The visa got you in, but the IDLR means you can come and go without needing a new one, and as TalkinPeace says you can keep the stamp.

They keep increasing the cost of everything, and increasing the time taken too. It used to be you could get IDLR after so many years as a highly skilled migrant - longer than if you were on a spouse visa, but I'm sure it's all changed.

AgaPanthers · 28/02/2014 18:07

I don't remember the IDLR process very well. But to get the settlement visa was difficult, probably the IDLR used to be a lot easier? ANd maybe it was free. Certainly remember them wanting £300 to transfer the stamp to a new passport, which was completely unnecessary, but I don't know if they had charged for it in the first place.

TalkinPeace · 28/02/2014 18:28

I never ever had a visa for the UK

I got my first ILR in the 1970s
it looks like the bottom picture here
www.brookes.ac.uk/services/hr/handbook/recruitment/related_policies_procedures/immigration/stamps_endorsements.html
my parent's one was identical
they kept getting moved across to the new passport until the early 2000s
when the new visa system was introduced

getting the naturalisation and UK passport last year cost an effing fortune

OP posts:
AgaPanthers · 28/02/2014 18:44

"Actually, if you are talking about the net migration figures, it's not the case that if you operate the same statistical process each year, then trends up or down should be accurate. The margin of error on the net migration estimates (remember, they are just estimates, not actual factual data as to net migration), is 35,000 either way, which is pretty massive given the kind of numbers we are talking about. So if the estimate comes out as 100,000, the true figure could in fact be 135,000, or 65,000. And one year, the estimate might be too high, and the next it might be too low. So it's actually very difficult to get a true idea of levels of net migration."

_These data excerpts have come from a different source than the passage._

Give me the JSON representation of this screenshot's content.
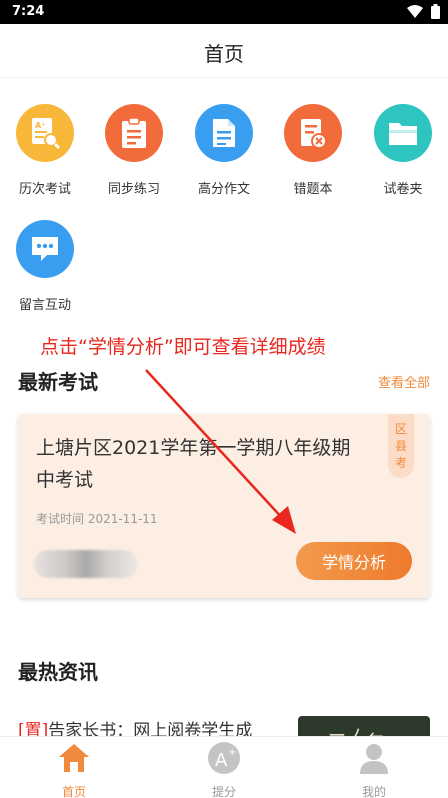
{
  "status_bar": {
    "time": "7:24"
  },
  "nav": {
    "title": "首页"
  },
  "features": [
    {
      "label": "历次考试",
      "icon": "exam-history-icon",
      "color": "#f9b739"
    },
    {
      "label": "同步练习",
      "icon": "clipboard-icon",
      "color": "#f26b3a"
    },
    {
      "label": "高分作文",
      "icon": "document-icon",
      "color": "#3a9ef0"
    },
    {
      "label": "错题本",
      "icon": "error-notebook-icon",
      "color": "#f26b3a"
    },
    {
      "label": "试卷夹",
      "icon": "folder-icon",
      "color": "#2ec4c0"
    },
    {
      "label": "留言互动",
      "icon": "chat-bubble-icon",
      "color": "#3a9ef0"
    }
  ],
  "annotation": {
    "text": "点击“学情分析”即可查看详细成绩",
    "color": "#e8271e"
  },
  "latest_exams": {
    "title": "最新考试",
    "view_all": "查看全部",
    "card": {
      "title": "上塘片区2021学年第一学期八年级期中考试",
      "time": "考试时间 2021-11-11",
      "tag_chars": [
        "区",
        "县",
        "考"
      ],
      "button": "学情分析"
    }
  },
  "hot_news": {
    "title": "最热资讯",
    "item": {
      "tag": "[置]",
      "text": "告家长书：网上阅卷学生成"
    }
  },
  "tabs": [
    {
      "label": "首页",
      "icon": "home-icon",
      "active": true
    },
    {
      "label": "提分",
      "icon": "score-up-icon",
      "active": false
    },
    {
      "label": "我的",
      "icon": "profile-icon",
      "active": false
    }
  ],
  "colors": {
    "accent": "#f08a3c",
    "card_bg": "#fdeee4"
  }
}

Well it's not quite like that.

The published figure was 212,000 for y/e September 2013. The actual figure is equally likely to above as below 212,000. We can say that the figure is 212,000 plus or minus 35,000 (at 95% certainty).

So that means that there's a 95% chance that the actual migration was between 177,000 and 247,000.

But it's a bell curve.

Here's a shitty graph I just made in Excel:

i.imgur.com/ubpE6Sa.png

2012 is in orange, 2013 is in blue.

The green shading is the 95% range for 2013.

There is an overlap between the two curves, but the chance of it being close to 212,000 (the mean) is much higher than it being 194,000 (one standard deviation below the mean), and basically, as noted in the report, the change from 2012 to 2013 is statistically significant (because if you are talking about 2013 being much lower than the sample mean and 2012 being much higher than that's like the square of the respective probabilities, so statistically significant).

wobblyweebles · 28/02/2014 20:18

My husband was on ILR for over 18 years before he applied for citizenship.

During that time he lived in the UK for 13 years and the US for 5 years.